Over the years, the Fischer-Tropsch process hadn´t gained much attention due to low crude oil prices and the high cost of building new synthetic plants, making synthetic fuels too expensive to gain widespread acceptance. But as crude oil prices increase, the synthetic fuel prospect is becoming a more practical approach.
With skyrocketing crude oil prices, the US government has recently looked into a number of projects involving the process to see how feasible the synthetic approach would be.

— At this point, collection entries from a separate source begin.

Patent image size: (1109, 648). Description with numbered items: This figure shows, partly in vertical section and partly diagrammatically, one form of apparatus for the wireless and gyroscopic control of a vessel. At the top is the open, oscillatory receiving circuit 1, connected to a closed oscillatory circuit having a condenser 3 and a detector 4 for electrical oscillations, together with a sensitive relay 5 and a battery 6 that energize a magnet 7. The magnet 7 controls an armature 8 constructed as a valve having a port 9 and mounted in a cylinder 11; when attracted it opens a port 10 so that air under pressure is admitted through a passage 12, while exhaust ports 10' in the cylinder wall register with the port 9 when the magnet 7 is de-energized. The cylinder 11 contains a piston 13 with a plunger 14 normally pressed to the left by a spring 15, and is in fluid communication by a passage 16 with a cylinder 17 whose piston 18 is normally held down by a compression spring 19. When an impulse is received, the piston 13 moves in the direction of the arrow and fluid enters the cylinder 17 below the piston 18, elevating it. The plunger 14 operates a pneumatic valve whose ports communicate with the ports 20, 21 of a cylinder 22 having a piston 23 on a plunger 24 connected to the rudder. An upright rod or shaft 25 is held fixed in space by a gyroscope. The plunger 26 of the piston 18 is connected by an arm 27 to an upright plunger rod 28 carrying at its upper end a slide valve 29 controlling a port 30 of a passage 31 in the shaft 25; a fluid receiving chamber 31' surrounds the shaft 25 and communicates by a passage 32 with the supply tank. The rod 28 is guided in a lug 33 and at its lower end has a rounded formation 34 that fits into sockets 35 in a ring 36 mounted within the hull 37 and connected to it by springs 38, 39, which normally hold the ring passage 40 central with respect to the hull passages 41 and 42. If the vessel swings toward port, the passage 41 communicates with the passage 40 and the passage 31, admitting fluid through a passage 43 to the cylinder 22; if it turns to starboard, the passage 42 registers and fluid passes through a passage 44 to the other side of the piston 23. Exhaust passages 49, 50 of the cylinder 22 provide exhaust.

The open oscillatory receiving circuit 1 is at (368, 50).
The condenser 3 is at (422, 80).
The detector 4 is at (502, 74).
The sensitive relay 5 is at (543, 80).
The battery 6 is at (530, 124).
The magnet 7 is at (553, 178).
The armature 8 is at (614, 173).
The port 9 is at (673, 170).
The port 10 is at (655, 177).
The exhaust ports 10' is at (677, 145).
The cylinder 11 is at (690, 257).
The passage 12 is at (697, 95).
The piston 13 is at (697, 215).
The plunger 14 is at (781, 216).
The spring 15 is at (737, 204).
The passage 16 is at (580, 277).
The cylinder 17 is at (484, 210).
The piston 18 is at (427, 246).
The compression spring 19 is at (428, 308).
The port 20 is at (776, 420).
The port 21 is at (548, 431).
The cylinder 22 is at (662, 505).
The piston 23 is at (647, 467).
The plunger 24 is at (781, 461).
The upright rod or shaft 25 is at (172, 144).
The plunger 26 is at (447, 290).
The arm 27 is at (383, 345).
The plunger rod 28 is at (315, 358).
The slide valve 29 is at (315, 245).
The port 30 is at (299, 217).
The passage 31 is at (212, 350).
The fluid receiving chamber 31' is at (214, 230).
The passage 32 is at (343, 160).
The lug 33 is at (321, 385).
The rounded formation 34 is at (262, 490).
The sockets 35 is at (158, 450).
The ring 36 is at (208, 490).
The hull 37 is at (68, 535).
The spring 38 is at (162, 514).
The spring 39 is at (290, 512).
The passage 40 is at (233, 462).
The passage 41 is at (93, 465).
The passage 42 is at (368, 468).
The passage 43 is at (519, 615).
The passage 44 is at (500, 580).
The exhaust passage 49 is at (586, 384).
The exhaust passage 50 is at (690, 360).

In a July paper, published in the AIChE Journal, the Princeton researchers said the US could meet its entire demand for transportation fuel by building 130 synthetic fuel plants around the country. Elia, that paper´s lead author, said the country should build 9 small, 74 medium and 47 large plants producing 1 percent, 28 percent and 71 percent of the fuel, respectively.
The researchers found that the largest contributor to the price of synthetic fuel will be the cost of building these plants, followed by the purchase of biomass and electricity. They estimate that the nationwide average cost of producing the synthetic equivalent of a barrel of crude oil would be $95.11. However, the cost would vary regionally, with some areas of the country paying more, and others less. Kansas, where the researchers believe the most production would occur, would average $83.58 for the equivalent of a barrel of crude oil.
The cost could be much lower if plants used coal and natural gas rather than biomass, said Floudas, but that would also eliminate most of the environmental benefit.
"If you want to have a 50 percent reduction in emissions, you need to have the biomass," he said.
The team noted that synthetic fuels are a much greener option than petroleum-based fuels. The heavy metal and sulfur contaminants of petroleum fuels can be captured in synthetic plants before the fuel is even shipped out. Synthetic fuels can also be used in both gasoline and diesel engines with no modifications needed. Synthetic fuels would also greatly reduce transportation´s carbon footprint.
Even if the entire country were to switch to zero-emitting electric or fuel cell vehicles immediately, millions of internal combustion vehicles would still be on the road, emitting carbon into the atmosphere. By switching to synthetic fuels, Floudas said the country could drastically reduce emissions, at least from the transportation point-of-view.
"This is an opportunity to create a new economy," Floudas said. "The amount of petroleum the U.S. imports is very high. What is the price of that? What other resources to do we have? And what can we do about it?"